Perkembangan Seni Rupa di Medan Tergolong Lambat

Minggu, 29 Maret 2015 - 09:10 WIB
Perkembangan Seni Rupa...
Perkembangan Seni Rupa di Medan Tergolong Lambat
A A A
Perkembangan atau eska- lasi seni rupa di Kota Medan saat ini bisa dikatakan lambat. Bisa dikatakan sangat lambat. Tertinggal dari daerah lain, terutama Jawa. Tidak hanya itu, Medan sendiri saat ini masih kalah dibandingkan Padang.

Lambatnya perkembangan tersebut disebabkan beberapa faktor. Mulai dari kegiatan yang minim sampai tidak adanya tempat representatif untuk menggelar pameran. Parahnya lagi, hasil lukisan para seniman bisa dikatakan kurang diminati. “Ada beberapa faktor penyebab perkembangan seni rupa di Kota Medan sangat lambat.

Lambatnya eskalasi tersebut berimbas kepada proses regenerasi,” kata dosen seni rupa dari Unimed Asmi beberapa hari lalu. Asmi mengungkapkan, minimnya kegiatan merupakan faktor utama dari lambatnya perkembangan saat ini. Kegiatan berupa pameran, ekshibisi, dan jenisnya sangat minim digelar.

Kegiatan seperti itu bisa dua tahun sekali. Sehingga para pelukis sangat terbatas dalam menunjukkan karya-karyanya. Kemasan kegiatan juga dibuat sederhana mungkin sehingga masyarakat menjadi sedikit malas untuk hadir. “Minim kegiatan itu merupakan faktor pertama. Ruang yang diberikan kepada pelukis untuk menunjukkan karyanya sangat terbatas. Sehingga mereka sulit mengembangkan dan menjual karya- karyanya,” ucapnya.

Selain itu, sarana yang ada atau galeri di Medan juga sangat minim sehingga sangat terbatas untuk menggelar kegiatan yang cukup besar.

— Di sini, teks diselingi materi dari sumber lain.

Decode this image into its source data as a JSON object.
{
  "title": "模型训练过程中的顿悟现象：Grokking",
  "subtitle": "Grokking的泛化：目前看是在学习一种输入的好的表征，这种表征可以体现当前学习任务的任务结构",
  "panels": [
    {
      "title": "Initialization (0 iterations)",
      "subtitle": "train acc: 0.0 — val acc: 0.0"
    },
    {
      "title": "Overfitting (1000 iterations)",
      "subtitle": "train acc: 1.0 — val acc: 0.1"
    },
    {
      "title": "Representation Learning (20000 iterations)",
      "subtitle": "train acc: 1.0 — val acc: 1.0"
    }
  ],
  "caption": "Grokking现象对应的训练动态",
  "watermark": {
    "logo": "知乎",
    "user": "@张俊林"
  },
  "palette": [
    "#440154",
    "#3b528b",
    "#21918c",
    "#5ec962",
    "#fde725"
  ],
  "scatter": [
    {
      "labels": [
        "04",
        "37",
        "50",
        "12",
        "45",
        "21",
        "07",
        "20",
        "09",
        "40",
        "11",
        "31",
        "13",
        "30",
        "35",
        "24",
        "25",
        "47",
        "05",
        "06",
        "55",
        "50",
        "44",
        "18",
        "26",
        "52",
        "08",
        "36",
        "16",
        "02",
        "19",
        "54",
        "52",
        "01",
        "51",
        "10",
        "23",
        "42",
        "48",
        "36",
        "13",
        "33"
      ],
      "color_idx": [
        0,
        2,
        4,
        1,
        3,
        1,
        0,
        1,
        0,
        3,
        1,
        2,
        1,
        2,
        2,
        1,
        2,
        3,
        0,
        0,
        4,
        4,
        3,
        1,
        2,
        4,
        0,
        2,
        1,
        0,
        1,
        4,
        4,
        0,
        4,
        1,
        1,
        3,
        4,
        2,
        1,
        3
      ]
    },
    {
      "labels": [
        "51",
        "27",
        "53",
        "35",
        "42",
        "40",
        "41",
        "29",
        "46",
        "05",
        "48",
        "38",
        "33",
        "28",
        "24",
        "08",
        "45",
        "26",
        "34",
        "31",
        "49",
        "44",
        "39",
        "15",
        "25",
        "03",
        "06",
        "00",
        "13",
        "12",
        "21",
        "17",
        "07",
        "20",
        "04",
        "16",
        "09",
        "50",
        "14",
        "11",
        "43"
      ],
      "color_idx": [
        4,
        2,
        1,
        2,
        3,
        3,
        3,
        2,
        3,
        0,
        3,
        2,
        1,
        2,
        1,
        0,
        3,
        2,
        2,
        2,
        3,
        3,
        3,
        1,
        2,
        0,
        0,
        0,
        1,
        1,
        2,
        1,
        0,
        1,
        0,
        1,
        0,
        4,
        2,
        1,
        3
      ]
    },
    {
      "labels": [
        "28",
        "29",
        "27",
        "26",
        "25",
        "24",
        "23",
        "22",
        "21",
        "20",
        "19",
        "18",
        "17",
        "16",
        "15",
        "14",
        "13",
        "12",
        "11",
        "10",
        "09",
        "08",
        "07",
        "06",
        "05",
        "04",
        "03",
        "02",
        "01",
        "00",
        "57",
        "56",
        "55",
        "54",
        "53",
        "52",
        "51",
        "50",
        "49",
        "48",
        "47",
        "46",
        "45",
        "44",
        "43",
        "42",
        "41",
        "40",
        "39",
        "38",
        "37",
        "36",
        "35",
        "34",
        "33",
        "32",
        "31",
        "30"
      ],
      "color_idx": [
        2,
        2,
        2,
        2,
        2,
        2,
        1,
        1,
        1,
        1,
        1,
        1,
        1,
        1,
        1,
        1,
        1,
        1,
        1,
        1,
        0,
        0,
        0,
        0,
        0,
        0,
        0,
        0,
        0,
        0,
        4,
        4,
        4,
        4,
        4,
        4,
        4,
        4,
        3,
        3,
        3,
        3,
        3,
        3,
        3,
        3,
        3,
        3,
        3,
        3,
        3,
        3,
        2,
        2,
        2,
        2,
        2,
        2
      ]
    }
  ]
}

Tentu harus menggunakan hotel. Galeri yang ada sangat sedikit. Bisa dikatakan kurang memadai. Harusnya ada galeri utama bagi masyarakat untuk melihat hasil lukisan pelukis Medan. Di samping itu, disediakan juga galeri-galeri kecil di beberapa kawasan untuk membantu masyarakat memudahkan mendapatkan karya-karya tersebut.

“Masalah sarana sepertinya kurang mendapat apresiasi. Yang ada saat ini juga tidak memadai. Kalah jauh dibandingkan daerah lain. Sehingga daerah lain terus melakukan regenerasi. Sebab, ruang untuk berkarya sangat tersedia,” ungkap Asmi. Hal ini suatu yang sangat disayangkan karena Medan punya pelukis-pelukis handal, terutama di zaman komik.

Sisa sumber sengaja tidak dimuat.